Maternal, Fetal and Perinatal Health
The research, teaching and practice activities of faculty in maternal, fetal and perinatal health address the physical and mental well-being of mothers prior to and during pregnancy, as well as that of their newborns and infants, from a psycho-social, environmental, biological, developmental and health services perspective.
The faculty use methodological approaches in the study of maternal, fetal, newborn and infant health.

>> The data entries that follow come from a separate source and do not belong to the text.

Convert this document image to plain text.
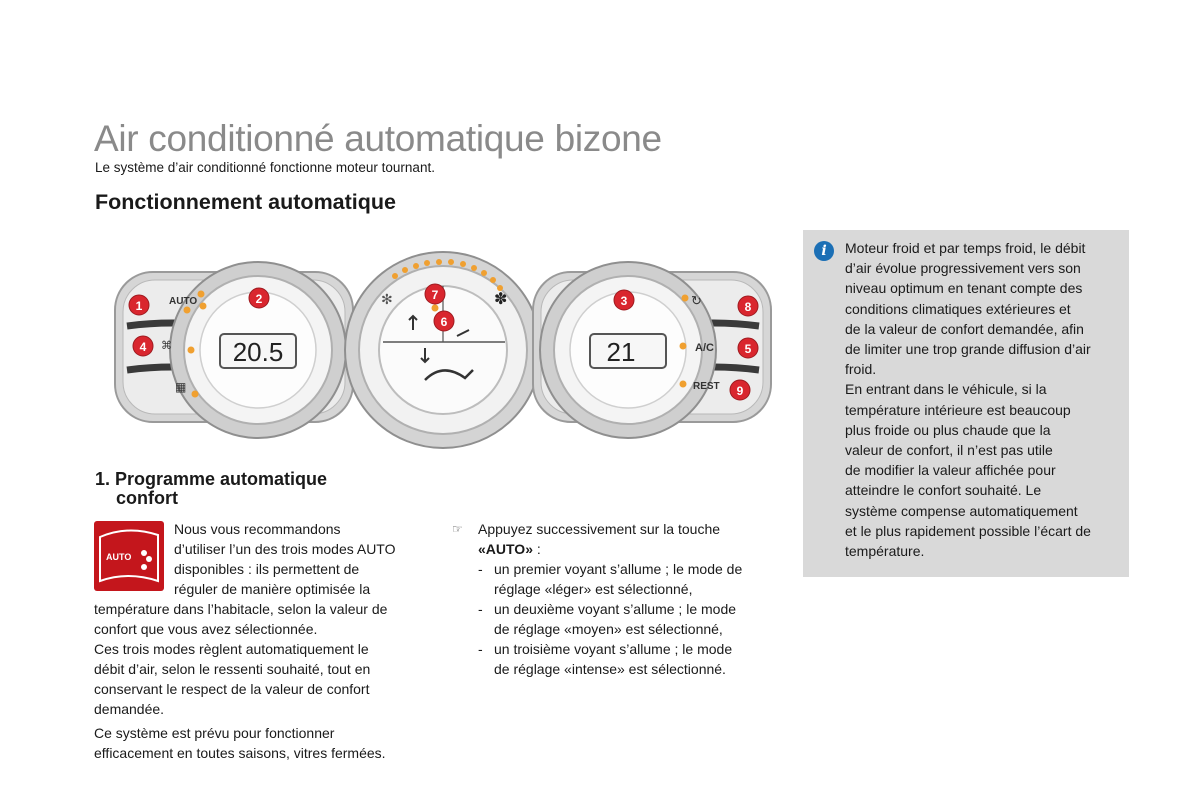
Air conditionné automatique bizone
Le système d’air conditionné fonctionne moteur tournant.
Fonctionnement automatique
20.5
✻	✽
21
AUTO
⌘
▦
↻
A/C
REST
1	2	3
4	5
6
7
8
9
1. Programme automatique
confort
AUTO
Nous vous recommandons
d’utiliser l’un des trois modes AUTO
disponibles : ils permettent de
réguler de manière optimisée la
température dans l’habitacle, selon la valeur de
confort que vous avez sélectionnée.
Ces trois modes règlent automatiquement le
débit d’air, selon le ressenti souhaité, tout en
conservant le respect de la valeur de confort
demandée.
Ce système est prévu pour fonctionner
efficacement en toutes saisons, vitres fermées.
☞ Appuyez successivement sur la touche
«AUTO» :
- un premier voyant s’allume ; le mode de
réglage «léger» est sélectionné,
- un deuxième voyant s’allume ; le mode
de réglage «moyen» est sélectionné,
- un troisième voyant s’allume ; le mode
de réglage «intense» est sélectionné.
i	Moteur froid et par temps froid, le débit
d’air évolue progressivement vers son
niveau optimum en tenant compte des
conditions climatiques extérieures et
de la valeur de confort demandée, afin
de limiter une trop grande diffusion d’air
froid.
En entrant dans le véhicule, si la
température intérieure est beaucoup
plus froide ou plus chaude que la
valeur de confort, il n’est pas utile
de modifier la valeur affichée pour
atteindre le confort souhaité. Le
système compense automatiquement
et le plus rapidement possible l’écart de
température.
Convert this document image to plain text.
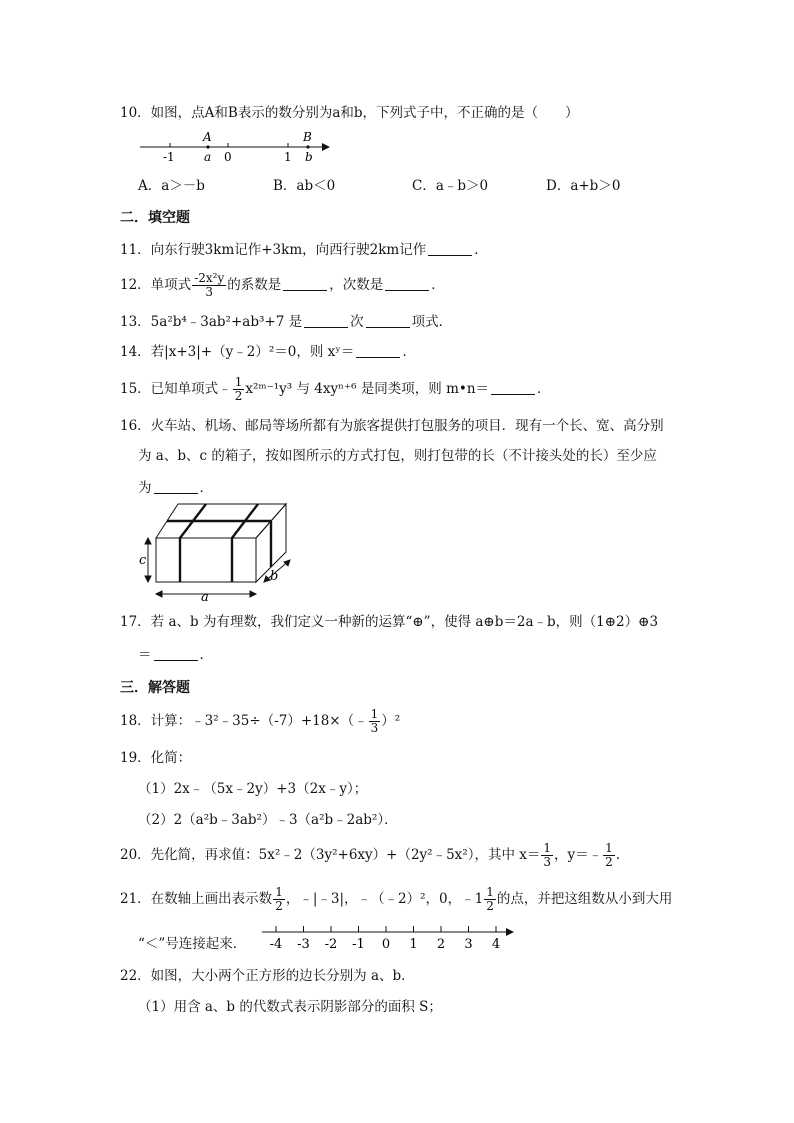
10．如图，点A和B表示的数分别为a和b，下列式子中，不正确的是（　　）
A	B
a	b
-1	0	1
A．a＞－b	B．ab＜0	C．a﹣b＞0	D．a+b＞0
二．填空题
11．向东行驶3km记作+3km，向西行驶2km记作	．
12．单项式 $\frac{\text{-2x²y}}{3}$ 的系数是	，次数是	．
13．5a²b⁴﹣3ab²+ab³+7 是	次	项式．
14．若|x+3|+（y﹣2）²＝0，则 xʸ＝	．
15．已知单项式﹣ $\frac{1}{2}$ x²ᵐ⁻¹y³ 与 4xyⁿ⁺⁶ 是同类项，则 m•n＝	．
16．火车站、机场、邮局等场所都有为旅客提供打包服务的项目．现有一个长、宽、高分别
为 a、b、c 的箱子，按如图所示的方式打包，则打包带的长（不计接头处的长）至少应
为	．
c
a
b
17．若 a、b 为有理数，我们定义一种新的运算“⊕”，使得 a⊕b＝2a﹣b，则（1⊕2）⊕3
＝	．
三．解答题
18．计算：﹣3²﹣35÷（-7）+18×（﹣ $\frac{1}{3} )^2$
19．化简：
（1）2x﹣（5x﹣2y）+3（2x﹣y）；
（2）2（a²b﹣3ab²）﹣3（a²b﹣2ab²）．
20．先化简，再求值：5x²﹣2（3y²+6xy）+（2y²﹣5x²），其中 $x= \frac{1}{3}$ ，y＝﹣ $\frac{1}{2}$ .
21．在数轴上画出表示数 $\frac{1}{2}$ ，﹣|﹣3|，﹣（﹣2）²，0，﹣1 $\frac{1}{2}$ 的点，并把这组数从小到大用
“＜”号连接起来． -4 -3 -2 -1 0 1 2 3 4
22．如图，大小两个正方形的边长分别为 a、b．
（1）用含 a、b 的代数式表示阴影部分的面积 S；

The Department has a rich history of scholarship and teaching in maternal and perinatal health beginning in 1950s when the Long-term Study of Prematures was initiated and the Collaborative Perinatal Project from 1957-76 which followed close to 4,000 pregnant women from East Baltimore women and their offspring. Work continued into the 1970s and 1980s focusing on LBW and neonatal mortality in Baltimore and other areas with high rates of mortality along with research on different models of maternity care. Collaboration with Baltimore Healthy Start began in the 1990s coupled with a focus on concerns about infant mortality more broadly in Maryland and leadership in advocacy for reducing racial disparities in infant mortality in the state. Research during this time also focused on low resources settings and LBW; it continued into the 2000s when a myriad of studies was conducted both at home and abroad on maternal and perinatal health. Research on maternal health and maternal mortality has emerged as an important topic during recent years as well as understanding the impact of pregnancy and fetal behavior on the health of children; the long-term impact of pregnancy complications is an emerging issue as well. Faculty currently use a variety of methodologic, conceptual and disciplinary approaches to study maternal, fetal and perinatal health.